Author: Matthew Hull

Date: 15:23:50 05/23/05

Go up one level in this thread


On May 23, 2005 at 17:56:18, Torstein Hall wrote:

>On May 23, 2005 at 07:54:28, Uri Blass wrote:
>
>>On May 23, 2005 at 07:29:21, Uri Blass wrote:
>>
>>>On May 23, 2005 at 05:39:00, Darrel Briley wrote:
>>>
>>>>On May 23, 2005 at 05:13:04, Uri Blass wrote:
>>>>
>>>>>On May 23, 2005 at 00:08:52, Darrel Briley wrote:
>>>>>
>>>>>>On May 22, 2005 at 19:28:53, Eduard Nemeth wrote:
>>>>>>
>>>>>>>On May 22, 2005 at 18:53:07, Pablo Ignacio Restrepo wrote:
>>>>>>>
>>>>>>>>I am thinking chess is in a coin.
>>>>>>>>Human beings for ever playing in one face.
>>>>>>>>Now I am playing in the other face:"Antichess".
>>>>>>>>Computers are as a fortres where owner forgot to clouse a little door behind.
>>>>>>>>You must enter across this doar. Forget the front.
>>>>>>>
>>>>>>>Congrats Pablo! This was an nice game, but last after 15 losing games.
>>>>>>>
>>>>>>>You losing 1 : 16 against Hiarcs 9. I seems Hiarcs 9 is very strong against
>>>>>>>Anti-Chess.
>>>>>>>
>>>>>>>Or?
>>>>>>>
>>>>>>>Ed:)
>>>>>>
>>>>>>I assume the reason you see such things on Playchess.com and not ICC is due to
>>>>>>ICC's rules prohibiting playing the same line(s) repeatedly against an engine
>>>>>>until you FINALLLLLY get a win.
>>>>>
>>>>>I do not know about a rule in ICC that prohibit playing the same lines
>>>>>repeatedly against an engine.
>>>>>
>>>>>Uri
>>>>
>>>>http://www.chessclub.com/help/abuse
>>>>
>>>>7. Playing the same line over and over against a computer, to gain rating
>>>>points. We will edit your rating to whatever we feel is reasonable if you do
>>>>this.
>>>>
>>>>Accounts that abuse, distort, or cheat the rating system on ICC may have the
>>>>ratings adjusted, may be added to the "disconnectors" list (causing immediate
>>>>loss upon disconnection), may be prevented from playing rated games, or may lose
>>>>their ICC account entirely. These actions will be taken at the sole discretion
>>>>of the ICC administrators.
>>>
>>>Thanks
>>>
>>>This rule is talking only about trying to get rating
>>>
>>>People are still allowed to play the same line over and over in friendly games
>>>against computers.
>>>
>>>I also think that the rule is not fair.
>>>
>>>It means that playing the same line over and over against an human to gain
>>>rating points is allowed and playing against convenient human opponent is also a
>>>trick to get rating points.
>>>
>>>If the target is to do the rating fair then it is better to forbid people to
>>>play for rating except playing in open swiss tournaments when you cannot choose
>>>your opponent.
>>>
>>>Uri
>>
>>I can add that the rule is also against programmers.
>>
>>Suppose that a programmer implemented some new learning function in order to
>>prevent humans to earn rating by repeating the same line again and again.
>>
>>How can the programmer check if the learning works when humans are not allowed
>>to try repeating the same line again and again.
>>
>>Uri
>
>I am not sure, but I believe you misunderstand the reason behind this rule. The
>idea is to stop playing obvious programs that are malfunctioning. I have
>encountered programs that have stopped moving when it get out of book etc. I
>could have earned quite a lot of rating at ICC that way....

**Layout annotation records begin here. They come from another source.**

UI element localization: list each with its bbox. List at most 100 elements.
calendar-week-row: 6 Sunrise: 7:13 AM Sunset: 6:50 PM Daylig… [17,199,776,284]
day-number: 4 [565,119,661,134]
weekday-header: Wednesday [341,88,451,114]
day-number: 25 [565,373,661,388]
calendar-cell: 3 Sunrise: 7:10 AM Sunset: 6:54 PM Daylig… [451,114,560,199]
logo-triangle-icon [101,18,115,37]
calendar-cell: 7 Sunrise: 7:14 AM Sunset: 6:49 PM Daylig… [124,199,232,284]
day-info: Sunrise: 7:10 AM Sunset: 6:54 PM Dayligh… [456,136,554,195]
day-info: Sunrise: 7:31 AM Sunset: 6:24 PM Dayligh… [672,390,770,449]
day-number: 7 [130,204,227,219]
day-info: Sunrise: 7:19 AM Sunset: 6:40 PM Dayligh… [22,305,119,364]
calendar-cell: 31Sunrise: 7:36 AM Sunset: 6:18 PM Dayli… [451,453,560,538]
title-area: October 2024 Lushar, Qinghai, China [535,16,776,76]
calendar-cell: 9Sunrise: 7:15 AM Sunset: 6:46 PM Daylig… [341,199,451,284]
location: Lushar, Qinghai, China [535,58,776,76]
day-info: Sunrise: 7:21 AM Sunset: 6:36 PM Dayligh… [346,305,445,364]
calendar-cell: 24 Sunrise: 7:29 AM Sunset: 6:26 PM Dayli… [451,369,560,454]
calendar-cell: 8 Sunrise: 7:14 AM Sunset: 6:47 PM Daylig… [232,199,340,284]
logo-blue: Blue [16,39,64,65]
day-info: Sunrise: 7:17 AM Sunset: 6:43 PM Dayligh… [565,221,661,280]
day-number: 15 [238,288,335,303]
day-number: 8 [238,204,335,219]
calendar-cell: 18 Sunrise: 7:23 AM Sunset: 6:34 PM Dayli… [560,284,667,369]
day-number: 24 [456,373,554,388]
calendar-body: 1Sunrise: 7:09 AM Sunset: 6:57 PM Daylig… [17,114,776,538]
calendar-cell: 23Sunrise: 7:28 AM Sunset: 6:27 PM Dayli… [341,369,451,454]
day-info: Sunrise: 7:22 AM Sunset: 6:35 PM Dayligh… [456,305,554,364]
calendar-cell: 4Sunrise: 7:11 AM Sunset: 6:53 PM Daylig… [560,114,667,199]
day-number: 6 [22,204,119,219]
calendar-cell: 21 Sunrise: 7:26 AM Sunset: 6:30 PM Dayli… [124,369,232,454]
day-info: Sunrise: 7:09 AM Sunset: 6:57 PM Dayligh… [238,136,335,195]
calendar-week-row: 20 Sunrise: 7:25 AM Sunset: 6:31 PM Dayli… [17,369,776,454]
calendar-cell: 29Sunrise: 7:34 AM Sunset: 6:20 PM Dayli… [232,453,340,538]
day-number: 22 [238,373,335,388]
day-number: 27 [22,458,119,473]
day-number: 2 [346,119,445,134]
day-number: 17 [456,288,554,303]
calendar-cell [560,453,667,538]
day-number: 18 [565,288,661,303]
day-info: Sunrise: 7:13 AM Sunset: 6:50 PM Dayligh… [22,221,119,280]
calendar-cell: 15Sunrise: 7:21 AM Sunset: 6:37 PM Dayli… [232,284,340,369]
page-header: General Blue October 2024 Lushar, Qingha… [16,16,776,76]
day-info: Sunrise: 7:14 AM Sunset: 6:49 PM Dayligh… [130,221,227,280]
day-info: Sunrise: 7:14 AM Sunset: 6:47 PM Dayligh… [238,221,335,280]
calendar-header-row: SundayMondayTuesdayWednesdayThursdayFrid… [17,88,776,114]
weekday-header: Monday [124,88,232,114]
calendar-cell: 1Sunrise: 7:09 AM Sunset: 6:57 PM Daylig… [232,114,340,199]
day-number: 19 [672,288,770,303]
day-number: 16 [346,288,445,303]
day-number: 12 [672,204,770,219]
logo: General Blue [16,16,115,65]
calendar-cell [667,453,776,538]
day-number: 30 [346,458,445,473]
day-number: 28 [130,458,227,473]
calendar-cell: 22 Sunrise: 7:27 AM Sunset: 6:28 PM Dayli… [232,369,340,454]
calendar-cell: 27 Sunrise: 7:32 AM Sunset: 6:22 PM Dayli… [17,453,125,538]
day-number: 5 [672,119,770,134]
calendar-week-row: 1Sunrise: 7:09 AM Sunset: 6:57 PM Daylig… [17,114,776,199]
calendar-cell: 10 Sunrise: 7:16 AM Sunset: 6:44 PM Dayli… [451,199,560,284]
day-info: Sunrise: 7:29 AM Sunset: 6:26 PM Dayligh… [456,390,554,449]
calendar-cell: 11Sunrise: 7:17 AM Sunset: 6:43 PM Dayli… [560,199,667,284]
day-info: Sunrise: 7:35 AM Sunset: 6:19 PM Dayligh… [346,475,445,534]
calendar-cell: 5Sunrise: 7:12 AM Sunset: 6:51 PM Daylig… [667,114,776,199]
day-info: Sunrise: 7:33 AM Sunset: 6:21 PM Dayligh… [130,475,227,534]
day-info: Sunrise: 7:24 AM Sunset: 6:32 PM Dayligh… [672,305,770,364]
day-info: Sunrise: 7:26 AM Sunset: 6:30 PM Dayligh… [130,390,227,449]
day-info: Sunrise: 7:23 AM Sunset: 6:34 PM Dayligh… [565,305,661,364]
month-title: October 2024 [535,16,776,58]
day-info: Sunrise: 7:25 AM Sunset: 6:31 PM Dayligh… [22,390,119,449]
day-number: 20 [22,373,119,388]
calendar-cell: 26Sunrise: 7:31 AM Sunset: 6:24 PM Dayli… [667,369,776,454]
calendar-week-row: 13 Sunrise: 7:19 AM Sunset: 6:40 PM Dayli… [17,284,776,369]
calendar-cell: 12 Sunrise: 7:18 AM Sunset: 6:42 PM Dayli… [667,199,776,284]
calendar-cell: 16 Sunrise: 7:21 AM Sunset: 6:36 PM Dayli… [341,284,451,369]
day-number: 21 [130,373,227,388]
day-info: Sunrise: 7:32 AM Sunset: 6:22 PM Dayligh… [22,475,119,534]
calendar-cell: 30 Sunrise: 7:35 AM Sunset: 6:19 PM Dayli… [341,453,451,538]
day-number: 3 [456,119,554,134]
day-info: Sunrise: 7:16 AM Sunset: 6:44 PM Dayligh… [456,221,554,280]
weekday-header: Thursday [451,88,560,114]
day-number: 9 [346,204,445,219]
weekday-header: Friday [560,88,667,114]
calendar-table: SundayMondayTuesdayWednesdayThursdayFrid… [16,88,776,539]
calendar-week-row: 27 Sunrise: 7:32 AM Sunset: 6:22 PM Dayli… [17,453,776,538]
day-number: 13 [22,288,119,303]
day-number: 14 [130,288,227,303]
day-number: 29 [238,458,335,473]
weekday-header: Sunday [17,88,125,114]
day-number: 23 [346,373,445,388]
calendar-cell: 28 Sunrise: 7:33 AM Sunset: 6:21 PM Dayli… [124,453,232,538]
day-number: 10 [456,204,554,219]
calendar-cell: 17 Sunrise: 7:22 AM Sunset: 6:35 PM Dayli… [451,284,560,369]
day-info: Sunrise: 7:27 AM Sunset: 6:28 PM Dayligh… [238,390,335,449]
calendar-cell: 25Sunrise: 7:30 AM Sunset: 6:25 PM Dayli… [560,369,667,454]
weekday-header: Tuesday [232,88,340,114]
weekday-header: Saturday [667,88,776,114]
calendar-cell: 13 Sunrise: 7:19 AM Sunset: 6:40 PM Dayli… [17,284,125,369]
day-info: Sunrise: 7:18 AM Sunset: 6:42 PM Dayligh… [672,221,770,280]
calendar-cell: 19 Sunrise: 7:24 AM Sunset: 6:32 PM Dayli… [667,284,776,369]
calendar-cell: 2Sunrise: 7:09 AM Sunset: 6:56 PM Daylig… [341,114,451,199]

What better way to motivate the programmer than to punish his flawed creation
without mercy?  I think this should be encouraged rather than discouraged.  It
gives the programmer motivation to make a better product.  I would think a
programmer would want to know where the bugs are in his code.  The "anti-chess"
player is doing the programmer a service (even if unintentionally), IMHO.

This should be seen as an opportunity by the programmer.  It's free "debbugging"
help from essentially self-interested parties.  How often do you get a nice
symbiosis like that?  Not often.

Is this not the very reason programmers crave games with GMs?  If a GM is
pounding the stuffing out of their program, they want to fix that, yes?  They
want the machine to be respected by strong humans.  In a similar way, if weak
humans can scupper your creation, you want to know about that as well.  You
wan't to eliminate defeat from cheapos, too.  That's how you make a champion --
eliminating fundamental mistakes and flaws.